Книгу составляют четыре рассказа, но лишь один из них – новый: заглавный «Красный туман». Что ж, так оно и бывает с антологиями «Фабрики Слов», а мы могли бы уже к такому и привыкнуть. Тем более приняв во внимание, что это и вправду хорошие рассказы, вполне показывающие возможности Колодзейчака в создании сильных, эмоционально насыщенных сюжетов.
Три известных уже текста касаются войны с барлогами и обладают довольно схожей структурой – герой оказывается послан с некоей миссией на территорию Врага, сроки поджимают, в финале доходит до серьезной схватки с силами Зла, а автор не щадит своих героев. Каждый из этих трех текстов обогащает наше знание об авторском мире. «Красавица и граф», входящая в число 100 лучших польских фантастических рассказов по версии «Эссенции», углубляет знания читателя об эльфах и том, как они действуют. «Нет власти на доцента» – информирует о способах действия Зла, использующего человеческие слабости и межличностные контакты. «Ключ перехода» предлагает концепцию путешествия между мирами и одновременно является текстом, что рассказывает о первой встрече двух главных героев – Каэтана Клобудзкого и его будущего приемного отца Роберта Гралевского. Лучшим – написанным со страстью, эмоциональный, небанальный, с интересным второстепенным персонажем, является последний рассказ.

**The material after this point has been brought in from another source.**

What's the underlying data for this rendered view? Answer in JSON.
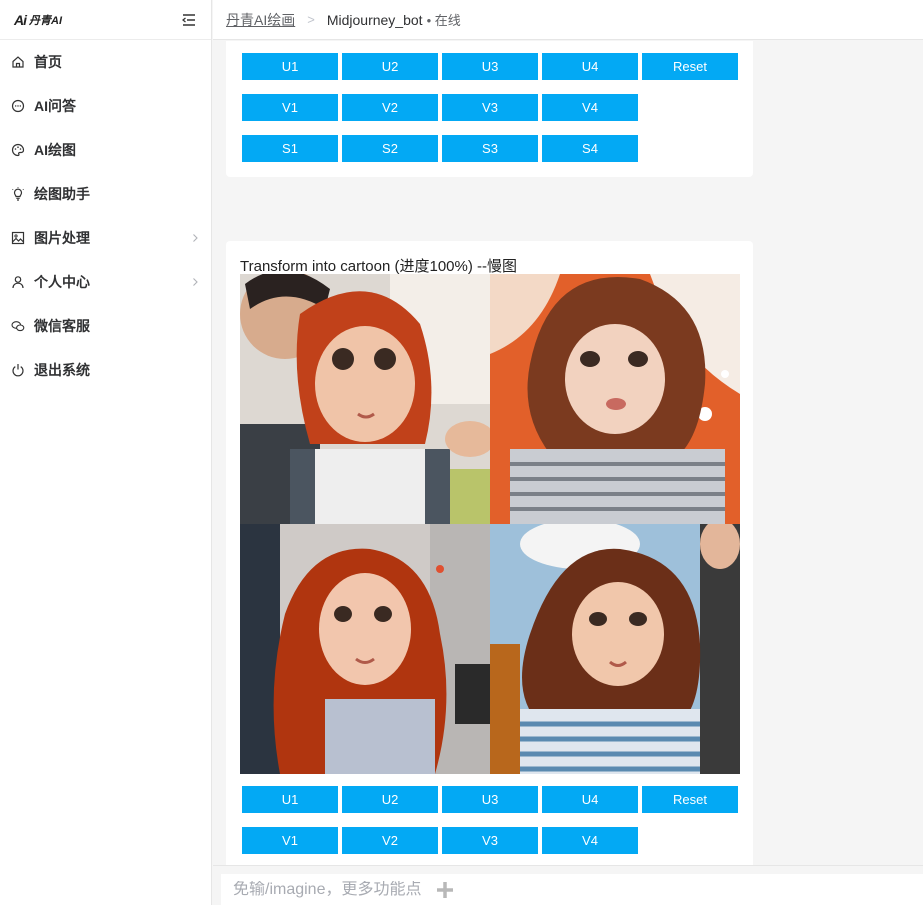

И вот – текст премьерный, «Красный туман». Снова Каэтан Клобудзкий получает миссию на территории врага, вот только – не против балрогов, но против настолько же сильно ассоциирующихся с толкиеновскими орками урка-хаев – пришельцев из еще одного мира, которые овладели Восточной Европой. Колодзейчак не скрывает аналогий с реальным злом. И если оккупировавшие Запад балроги и йегры, с их хорошо организованным террором и своеобразной жаждой порядка соотносятся с нацистской Германией, на востоке мы имеем дело с магией, что черпает свою силу из могил тысяч жертв, жадной магией, брутально эксплуатирующей людей. Не случайно же оный туман – красен, а герои вспоминают, что барлоги и урка-хаи, хотя и враги человечества, ведут войну и друг с другом. И здесь нет речи об аллегория. Скорее, Колодзейчак говорит о том, что темная магия происходит из человеческих поступков. И потому на землях, где некогда властвовали нацисты, установится террор, напоминающий их, а на пространствах, помнящих сталинские преступления – тот, что именно с ними и соотносится.
Колодзейчак безжалостен к своим героям (ну, может за исключением двух главных), нередко натуралистически показывает жестокость врага и драматизм военной ситуации. Однако, именно в этом – содержится ловушка. Если цикл продолжится, а рассказы станут развиваться по данной схеме, это скоро сделается скучным. Мне кажется, что следующие тексты – буде они случатся – потребуют некоего серьезного перелома. Хотя бы и решиться на завершение цикла, показывающее победу одной или другой стороны. Это могло бы стать событием в польской фантастической литературе. Очередные же фронтовые репортажи таким потенциалом не обладают.
Фрагмент рассказа «Красавица и граф»:
« 1
Против соггота лучше всего – медный крюк. Длинный и узкий, чтобы вошел глубоко в тело, пробив одновременно оба сердца и мозг. И, конечно же, освященный, чтобы соггот не сумел защититься. Лучше всего – «Мэйд эн Поланд». Там, на востоке, за большой рекой, делают лучшие крюки. Там все делают лучше.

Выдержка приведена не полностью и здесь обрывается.